Suicide is of great concern to those involved in psychology and psychotherapy, especially as rates of suicide rise in some parts of the world. While suicide is certainly prevalent in developed nations, it is often seen as more of a concern in the developing world, where the ratio between instances of male and female suicide is significantly less biased towards males. Aiming to capture the particular trends of this population, an extensive study to discern the effects of motherhood on the suicide rates of Taiwanese women has recently concluded. The study followed over a million women over the course of twenty years, gathering sufficient data to establish credible and widely applicable results.

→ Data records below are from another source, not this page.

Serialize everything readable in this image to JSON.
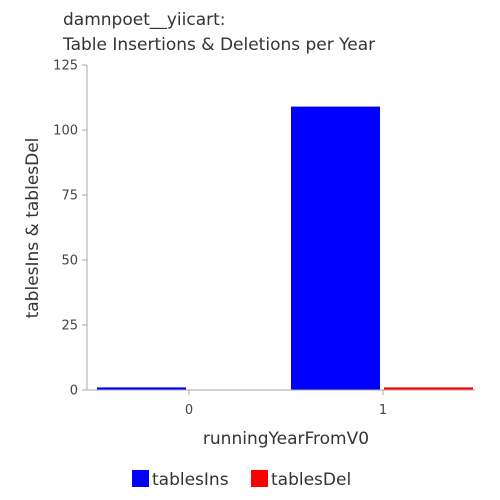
{
  "chart_data": {
    "type": "bar",
    "title_lines": [
      "damnpoet__yiicart:",
      "Table Insertions & Deletions per Year"
    ],
    "xlabel": "runningYearFromV0",
    "ylabel": "tablesIns & tablesDel",
    "categories": [
      "0",
      "1"
    ],
    "series": [
      {
        "name": "tablesIns",
        "color": "#0000ff",
        "values": [
          1,
          109
        ]
      },
      {
        "name": "tablesDel",
        "color": "#ff0000",
        "values": [
          0,
          1
        ]
      }
    ],
    "ylim": [
      0,
      125
    ],
    "yticks": [
      0,
      25,
      50,
      75,
      100,
      125
    ],
    "grid": false,
    "legend_position": "bottom"
  }
}
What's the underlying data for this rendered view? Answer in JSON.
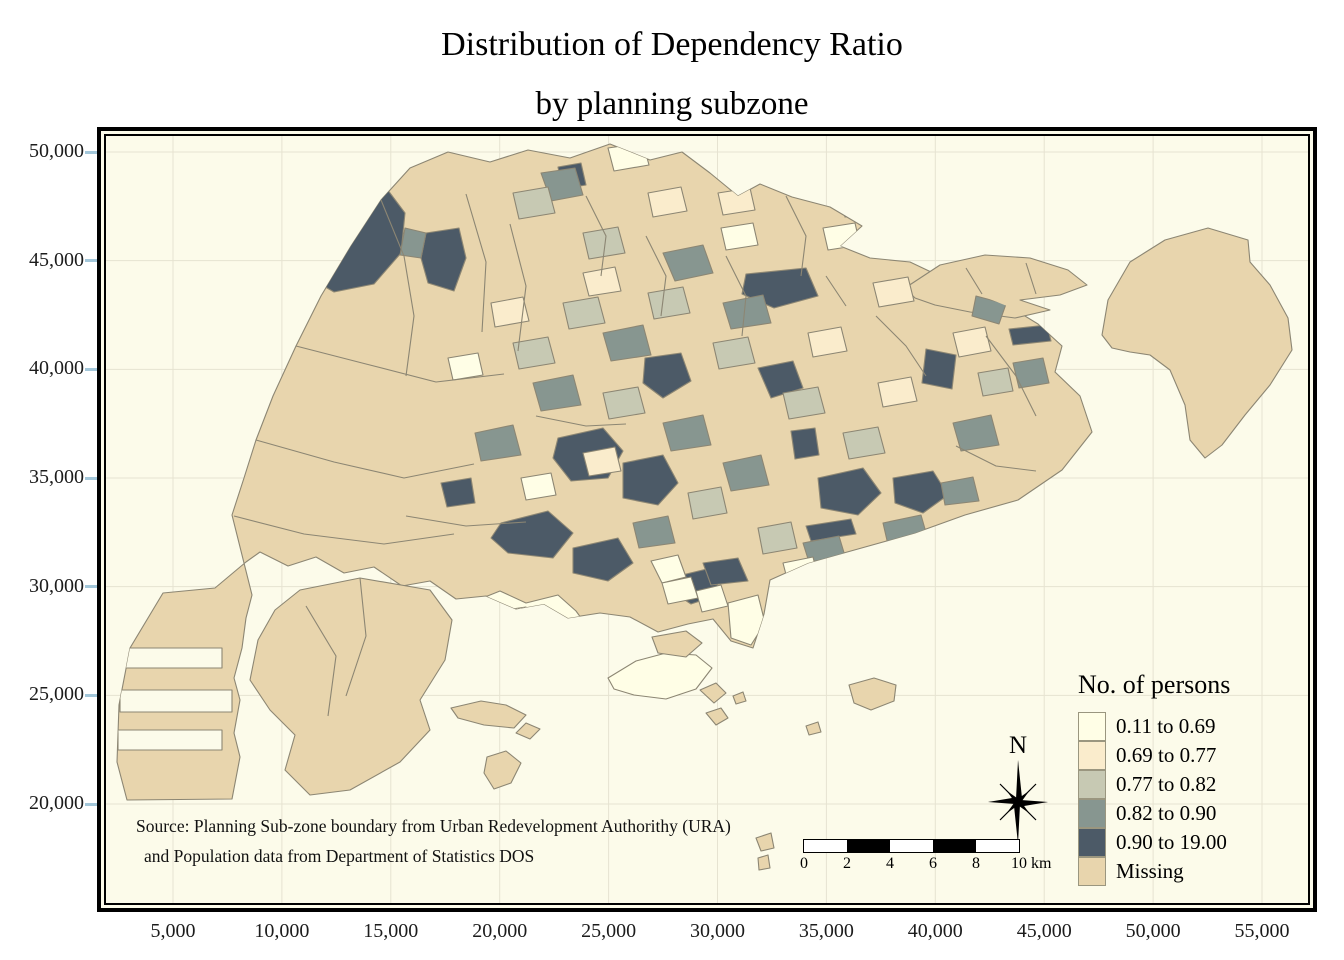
{
  "title": {
    "line1": "Distribution of Dependency Ratio",
    "line2": "by planning subzone"
  },
  "map": {
    "y_axis_ticks": [
      "50,000",
      "45,000",
      "40,000",
      "35,000",
      "30,000",
      "25,000",
      "20,000"
    ],
    "x_axis_ticks": [
      "5,000",
      "10,000",
      "15,000",
      "20,000",
      "25,000",
      "30,000",
      "35,000",
      "40,000",
      "45,000",
      "50,000",
      "55,000"
    ],
    "legend": {
      "title": "No. of persons",
      "classes": [
        {
          "label": "0.11 to 0.69",
          "color": "#FFFEE6"
        },
        {
          "label": "0.69 to 0.77",
          "color": "#FAECCC"
        },
        {
          "label": "0.77 to 0.82",
          "color": "#C7C9B3"
        },
        {
          "label": "0.82 to 0.90",
          "color": "#879690"
        },
        {
          "label": "0.90 to 19.00",
          "color": "#4C5A67"
        },
        {
          "label": "Missing",
          "color": "#E8D5AD"
        }
      ]
    },
    "north_arrow_label": "N",
    "scale_bar": {
      "tick_labels": [
        "0",
        "2",
        "4",
        "6",
        "8",
        "10"
      ],
      "unit": "km"
    },
    "source_line1": "Source: Planning Sub-zone boundary from Urban Redevelopment Authorithy (URA)",
    "source_line2": "and Population data from Department of Statistics DOS",
    "colors": {
      "water": "#FCFBEA",
      "grid": "#E6E3D1",
      "border": "#8C8673",
      "swatch_border": "#9A967F",
      "axis_tick": "#A3C7DA"
    }
  }
}
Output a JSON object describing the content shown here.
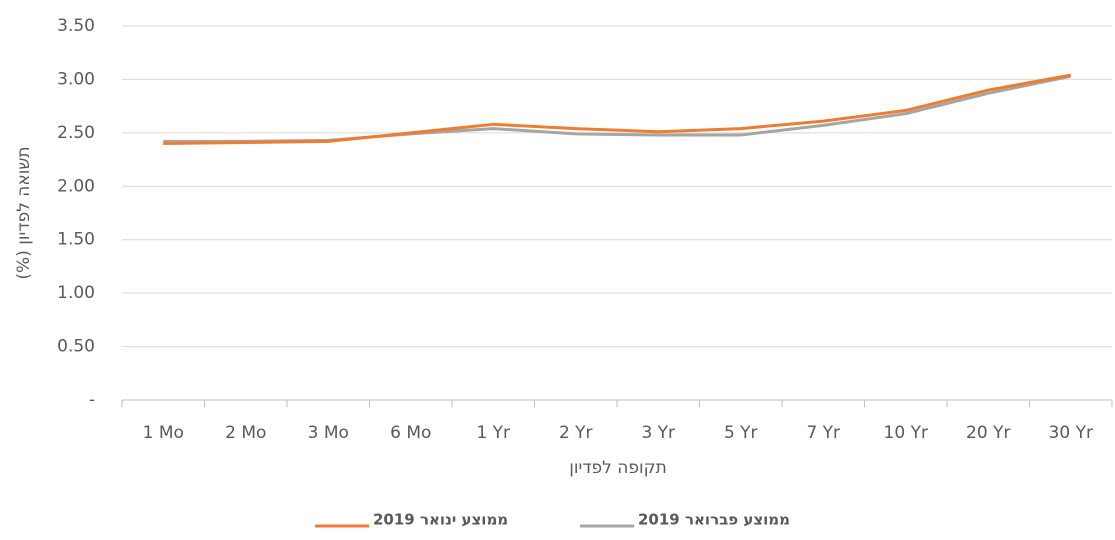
{
  "chart_data": {
    "type": "line",
    "y_label": "תשואה לפדיון (%)",
    "x_label": "תקופה לפדיון",
    "categories": [
      "1 Mo",
      "2 Mo",
      "3 Mo",
      "6 Mo",
      "1 Yr",
      "2 Yr",
      "3 Yr",
      "5 Yr",
      "7 Yr",
      "10 Yr",
      "20 Yr",
      "30 Yr"
    ],
    "series": [
      {
        "name": "ממוצע ינואר 2019",
        "color": "#ed7d31",
        "values": [
          2.4,
          2.41,
          2.42,
          2.5,
          2.58,
          2.54,
          2.51,
          2.54,
          2.61,
          2.71,
          2.9,
          3.04
        ]
      },
      {
        "name": "ממוצע פברואר 2019",
        "color": "#a5a5a5",
        "values": [
          2.42,
          2.42,
          2.43,
          2.49,
          2.54,
          2.49,
          2.48,
          2.48,
          2.57,
          2.68,
          2.87,
          3.03
        ]
      }
    ],
    "ylim": [
      0,
      3.5
    ],
    "yticks": [
      {
        "value": 0,
        "label": "-"
      },
      {
        "value": 0.5,
        "label": "0.50"
      },
      {
        "value": 1,
        "label": "1.00"
      },
      {
        "value": 1.5,
        "label": "1.50"
      },
      {
        "value": 2,
        "label": "2.00"
      },
      {
        "value": 2.5,
        "label": "2.50"
      },
      {
        "value": 3,
        "label": "3.00"
      },
      {
        "value": 3.5,
        "label": "3.50"
      }
    ],
    "grid": true,
    "legend": "bottom"
  }
}
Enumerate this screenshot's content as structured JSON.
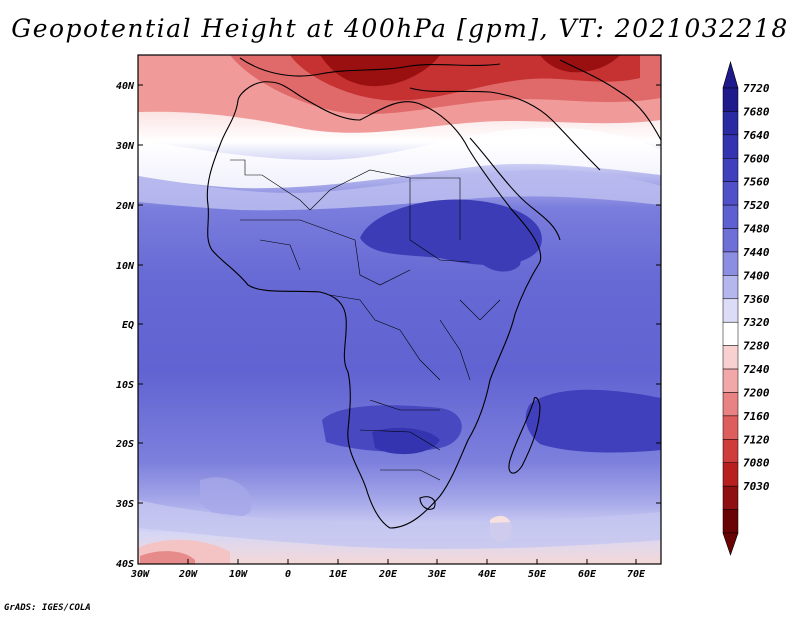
{
  "title": "Geopotential Height at 400hPa [gpm], VT: 2021032218",
  "credit": "GrADS: IGES/COLA",
  "map": {
    "lat_ticks": [
      "40N",
      "30N",
      "20N",
      "10N",
      "EQ",
      "10S",
      "20S",
      "30S",
      "40S"
    ],
    "lon_ticks": [
      "30W",
      "20W",
      "10W",
      "0",
      "10E",
      "20E",
      "30E",
      "40E",
      "50E",
      "60E",
      "70E"
    ]
  },
  "colorbar": {
    "labels": [
      "7720",
      "7680",
      "7640",
      "7600",
      "7560",
      "7520",
      "7480",
      "7440",
      "7400",
      "7360",
      "7320",
      "7280",
      "7240",
      "7200",
      "7160",
      "7120",
      "7080",
      "7030"
    ],
    "colors": [
      "#1e1a8c",
      "#2a2aa3",
      "#3434b0",
      "#4040bd",
      "#5050c8",
      "#5e5fd0",
      "#6e70d8",
      "#8c8ee2",
      "#b4b6ee",
      "#dcdcf6",
      "#ffffff",
      "#f9d0d0",
      "#f2a8a8",
      "#e98282",
      "#de5e5e",
      "#cf3c3c",
      "#b82020",
      "#8e1010",
      "#6a0404"
    ]
  }
}
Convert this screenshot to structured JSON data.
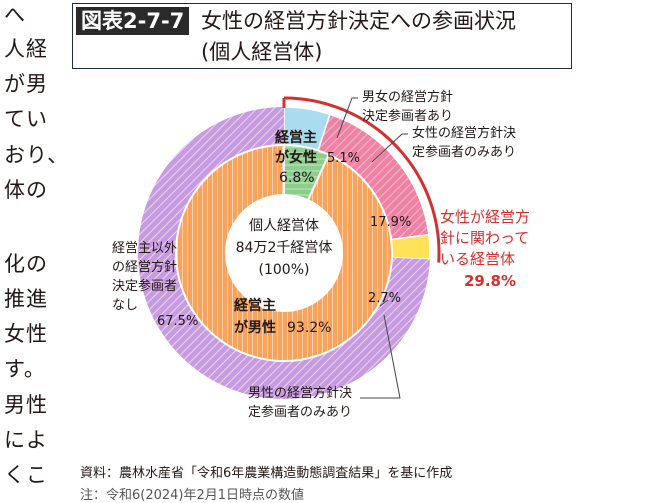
{
  "left_text": [
    "へ",
    "人経",
    "が男",
    "てい",
    "おり、",
    "体の",
    "化の",
    "推進",
    "女性",
    "す。",
    "男性",
    "によ",
    "くこ"
  ],
  "figure": {
    "label": "図表2-7-7",
    "title": "女性の経営方針決定への参画状況",
    "subtitle": "(個人経営体)"
  },
  "chart_data": {
    "type": "donut",
    "center": {
      "line1": "個人経営体",
      "line2": "84万2千経営体",
      "line3": "(100%)"
    },
    "outer_ring": [
      {
        "label_lines": [
          "男女の経営方針",
          "決定参画者あり"
        ],
        "value": 5.1,
        "value_label": "5.1%",
        "color": "#a8dcee"
      },
      {
        "label_lines": [
          "女性の経営方針決",
          "定参画者のみあり"
        ],
        "value": 17.9,
        "value_label": "17.9%",
        "color": "#ee82a4"
      },
      {
        "label_lines": [],
        "value": 2.7,
        "value_label": "2.7%",
        "color": "#ffe25a"
      },
      {
        "label_lines": [
          "男性の経営方針決",
          "定参画者のみあり"
        ],
        "value": 6.8,
        "value_label": "",
        "color": "#c79be0"
      },
      {
        "label_lines": [
          "経営主以外",
          "の経営方針",
          "決定参画者",
          "なし"
        ],
        "value": 67.5,
        "value_label": "67.5%",
        "color": "#c79be0"
      }
    ],
    "inner_ring": [
      {
        "label_lines": [
          "経営主",
          "が女性"
        ],
        "value": 6.8,
        "value_label": "6.8%",
        "color": "#8ccf8c"
      },
      {
        "label_lines": [
          "経営主",
          "が男性"
        ],
        "value": 93.2,
        "value_label": "93.2%",
        "color": "#f8a35c"
      }
    ],
    "callout": {
      "lines": [
        "女性が経営方",
        "針に関わって",
        "いる経営体"
      ],
      "value_label": "29.8%",
      "color": "#d62f2f"
    }
  },
  "source": "資料：農林水産省「令和6年農業構造動態調査結果」を基に作成",
  "cut_note": "注：令和6(2024)年2月1日時点の数値"
}
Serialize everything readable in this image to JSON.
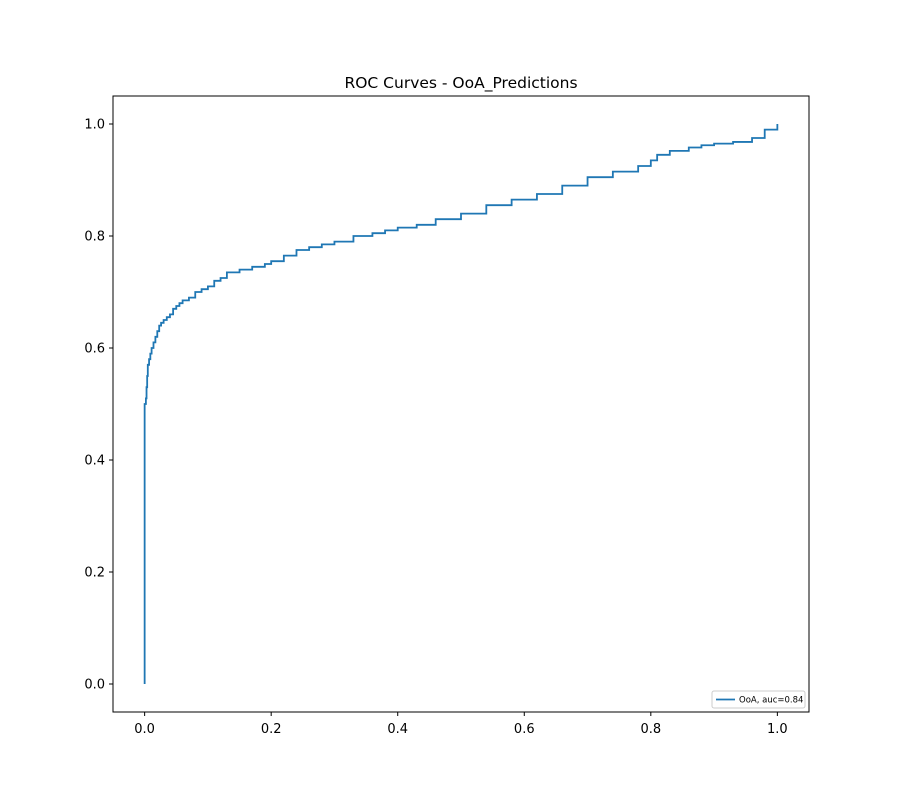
{
  "chart_data": {
    "type": "line",
    "title": "ROC Curves - OoA_Predictions",
    "xlabel": "",
    "ylabel": "",
    "xlim": [
      -0.05,
      1.05
    ],
    "ylim": [
      -0.05,
      1.05
    ],
    "xticks": [
      {
        "value": 0.0,
        "label": "0.0"
      },
      {
        "value": 0.2,
        "label": "0.2"
      },
      {
        "value": 0.4,
        "label": "0.4"
      },
      {
        "value": 0.6,
        "label": "0.6"
      },
      {
        "value": 0.8,
        "label": "0.8"
      },
      {
        "value": 1.0,
        "label": "1.0"
      }
    ],
    "yticks": [
      {
        "value": 0.0,
        "label": "0.0"
      },
      {
        "value": 0.2,
        "label": "0.2"
      },
      {
        "value": 0.4,
        "label": "0.4"
      },
      {
        "value": 0.6,
        "label": "0.6"
      },
      {
        "value": 0.8,
        "label": "0.8"
      },
      {
        "value": 1.0,
        "label": "1.0"
      }
    ],
    "grid": false,
    "legend_position": "lower-right",
    "series": [
      {
        "name": "OoA, auc=0.84",
        "color": "#1f77b4",
        "step": true,
        "x": [
          0.0,
          0.0,
          0.0,
          0.002,
          0.003,
          0.004,
          0.005,
          0.007,
          0.009,
          0.011,
          0.014,
          0.017,
          0.02,
          0.023,
          0.026,
          0.03,
          0.035,
          0.04,
          0.045,
          0.05,
          0.055,
          0.06,
          0.07,
          0.08,
          0.09,
          0.1,
          0.11,
          0.12,
          0.13,
          0.15,
          0.17,
          0.19,
          0.2,
          0.22,
          0.24,
          0.26,
          0.28,
          0.3,
          0.33,
          0.36,
          0.38,
          0.4,
          0.43,
          0.46,
          0.5,
          0.54,
          0.58,
          0.62,
          0.66,
          0.7,
          0.74,
          0.78,
          0.8,
          0.81,
          0.83,
          0.86,
          0.88,
          0.9,
          0.93,
          0.96,
          0.98,
          1.0
        ],
        "y": [
          0.0,
          0.49,
          0.5,
          0.51,
          0.53,
          0.55,
          0.57,
          0.58,
          0.59,
          0.6,
          0.61,
          0.62,
          0.63,
          0.64,
          0.645,
          0.65,
          0.655,
          0.66,
          0.67,
          0.675,
          0.68,
          0.685,
          0.69,
          0.7,
          0.705,
          0.71,
          0.72,
          0.725,
          0.735,
          0.74,
          0.745,
          0.75,
          0.755,
          0.765,
          0.775,
          0.78,
          0.785,
          0.79,
          0.8,
          0.805,
          0.81,
          0.815,
          0.82,
          0.83,
          0.84,
          0.855,
          0.865,
          0.875,
          0.89,
          0.905,
          0.915,
          0.925,
          0.935,
          0.945,
          0.952,
          0.958,
          0.962,
          0.965,
          0.968,
          0.975,
          0.99,
          1.0
        ]
      }
    ]
  }
}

During the course of the study, information about the women and their number of children was recorded, and controls were established for various factors such as marital status and education level. Over two-thousand women covered by the study committed suicide during the study period, yielding a large sample with which to work. The study found that those women who had two or three children were at a significant advantage in terms of avoiding suicide, and the advantage appeared to increase for each child that was born. While reports of rising rates of post-partum depression in some areas may lead expectant mothers to believe that having a baby may threaten their mental or emotional stability, the study suggests that the opposite may be true, at least as far as life-threatening suicidal thoughts and behaviors are concerned.
The study has largely contributed to providing evidence for the hypothesis of nineteenth century sociologist Emile Durkheim, who proposed that motherhood may help prevent suicide. The results may also indicate the power of social networks and other benefits associated with having children.